Pandemiden ilkin bile dünya genelinde bir milyar çocuğun eğitim, sıhhat, barınma, besin, sanitasyon yada temiz suya kafi erişimi yoktu. Sadece şimdi “salgının toplumsal sonuçlarının etkileşimi, iklim değişikliğinin ve çevre kirliliğinin tesirleri ve bununla birlikte uzun devam eden karmaşık çatışma durumları, UNICEF için kurulduğundan bu yana aslen en büyüğü olan birçok boyutu olan bir kriz yaratıyor. UNICEF Almanya Genel Müdürü Christian Schneider, Alman Basın Ajansı dedi.
Ortalama bir milyar çocuk – dünya genelinde her iki çocuktan biri – iklim değişikliğinin neticelerinden aşırı derecede ziyan oldu. Etkilenenlerin bir çok, iklim krizinin, salgının ve çatışmanın üst üste binmiş olduğu Sahra’nın güneyindeki ülkelerde yaşıyordu.
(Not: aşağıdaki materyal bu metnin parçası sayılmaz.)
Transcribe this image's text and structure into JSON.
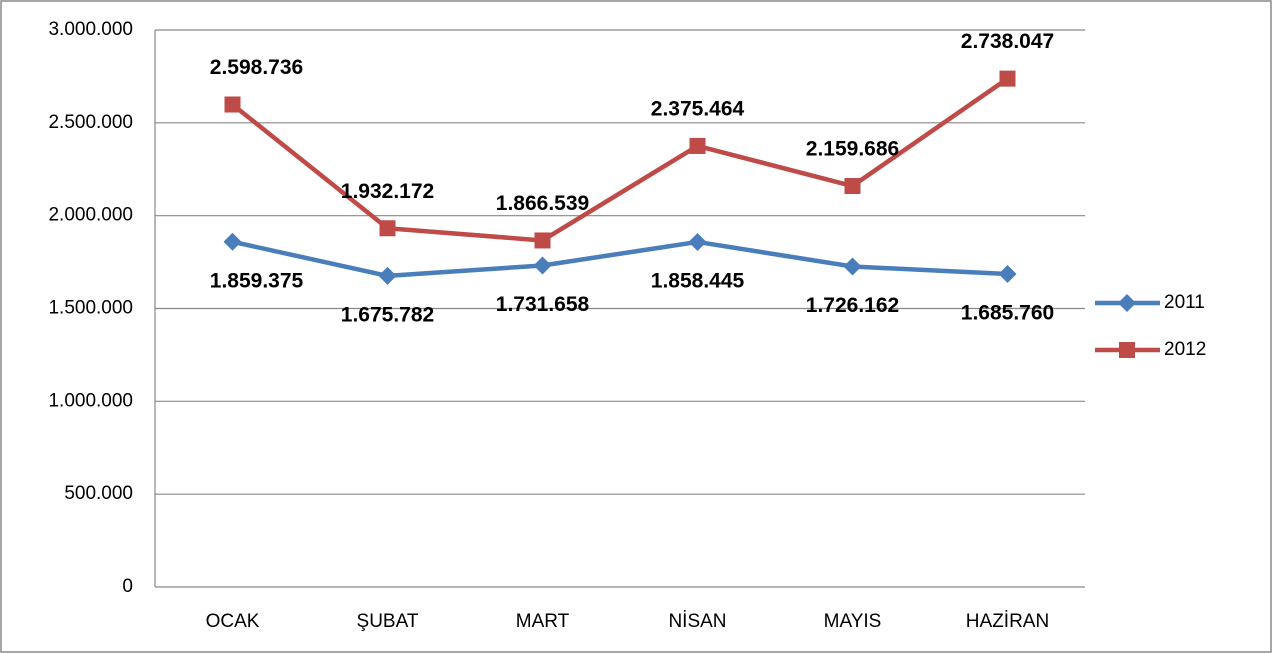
{
  "chart_data": {
    "type": "line",
    "categories": [
      "OCAK",
      "ŞUBAT",
      "MART",
      "NİSAN",
      "MAYIS",
      "HAZİRAN"
    ],
    "series": [
      {
        "name": "2011",
        "color": "#4a7ebb",
        "marker": "diamond",
        "values": [
          1859375,
          1675782,
          1731658,
          1858445,
          1726162,
          1685760
        ],
        "value_labels": [
          "1.859.375",
          "1.675.782",
          "1.731.658",
          "1.858.445",
          "1.726.162",
          "1.685.760"
        ]
      },
      {
        "name": "2012",
        "color": "#be4b48",
        "marker": "square",
        "values": [
          2598736,
          1932172,
          1866539,
          2375464,
          2159686,
          2738047
        ],
        "value_labels": [
          "2.598.736",
          "1.932.172",
          "1.866.539",
          "2.375.464",
          "2.159.686",
          "2.738.047"
        ]
      }
    ],
    "ylim": [
      0,
      3000000
    ],
    "yticks": [
      0,
      {
        "value": 500000,
        "label": "500.000"
      },
      {
        "value": 1000000,
        "label": "1.000.000"
      },
      {
        "value": 1500000,
        "label": "1.500.000"
      },
      {
        "value": 2000000,
        "label": "2.000.000"
      },
      {
        "value": 2500000,
        "label": "2.500.000"
      },
      {
        "value": 3000000,
        "label": "3.000.000"
      }
    ],
    "grid": true,
    "legend": "right"
  }
}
UNICEF başkanı Henrietta Fore, birçok alanda yaşanmış olan aksaklıkların telafi edilmesinin en iyi ihtimalle yedi ila sekiz yıl süreceğini söylemiş oldu. Corona döneminde sokağa çıkma kısıtlamaları sebebiyle ara sıra 1,6 milyar çocuk okula gitmedi. Geçen yıl karşı karşıya derslerin neredeyse yüzde 80’i iptal edildi.
Son olarak tahminlere nazaran, dört yılda 8,4 milyon artışla 160 milyon çocuk çalışmak zorunda duracak. 2022’nin sonuna kadar dokuz milyon minik çocuk daha çocuk işçiliğine dahil olabilir.
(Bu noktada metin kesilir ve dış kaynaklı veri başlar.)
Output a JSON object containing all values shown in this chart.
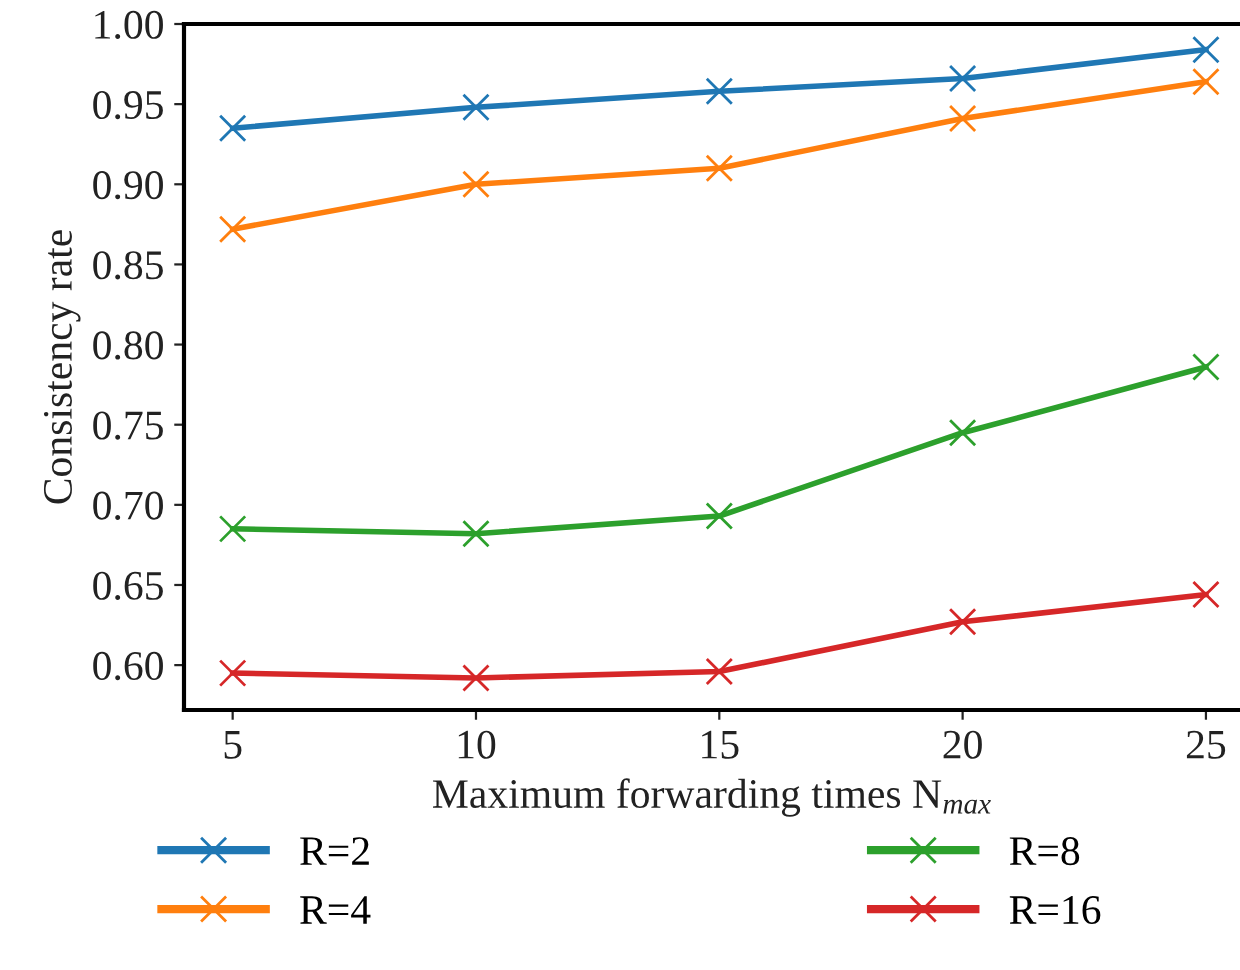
{
  "chart_data": {
    "type": "line",
    "xlabel": "Maximum forwarding times N$_{max}$",
    "ylabel": "Consistency rate",
    "x": [
      5,
      10,
      15,
      20,
      25
    ],
    "series": [
      {
        "name": "R=2",
        "color": "#1f77b4",
        "values": [
          0.935,
          0.948,
          0.958,
          0.966,
          0.984
        ]
      },
      {
        "name": "R=4",
        "color": "#ff7f0e",
        "values": [
          0.872,
          0.9,
          0.91,
          0.941,
          0.964
        ]
      },
      {
        "name": "R=8",
        "color": "#2ca02c",
        "values": [
          0.685,
          0.682,
          0.693,
          0.745,
          0.786
        ]
      },
      {
        "name": "R=16",
        "color": "#d62728",
        "values": [
          0.595,
          0.592,
          0.596,
          0.627,
          0.644
        ]
      }
    ],
    "xlim": [
      4,
      25.7
    ],
    "xticks": [
      5,
      10,
      15,
      20,
      25
    ],
    "ylim": [
      0.572,
      1.0
    ],
    "yticks": [
      {
        "value": 0.6,
        "label": "0.60"
      },
      {
        "value": 0.65,
        "label": "0.65"
      },
      {
        "value": 0.7,
        "label": "0.70"
      },
      {
        "value": 0.75,
        "label": "0.75"
      },
      {
        "value": 0.8,
        "label": "0.80"
      },
      {
        "value": 0.85,
        "label": "0.85"
      },
      {
        "value": 0.9,
        "label": "0.90"
      },
      {
        "value": 0.95,
        "label": "0.95"
      },
      {
        "value": 1.0,
        "label": "1.00"
      }
    ],
    "grid": false,
    "legend": "bottom",
    "marker": "cross",
    "line_style": "solid"
  }
}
UNICEF’in bakış açısından, korona krizi sanayileşmiş ülkelerdeki sorunları da ortaya çıkarıyor. Schneider, kriz zamanlarında yeni federal hükümetten reşit olmayanların daha çok dikkate alınmasını talep etti. “Almanya’daki evlatların ve gençlerin görüş ve endişelerinin hemen hemen yeterince duyulmadığını söyleyebiliriz – bu bilhassa pandemi esnasında belirgindi” dedi. Bu, öteki şeylerin yanı sıra eğitim alanında da gösterilmiştir. Schneider, hükümetin “çeşitli departmanlar içinde daha tutarlı bir görüşe” haiz olmasını istiyor, diye devam etti. Bu, çocuk haklarının Temel Kanunda yer almasıyla adım atar.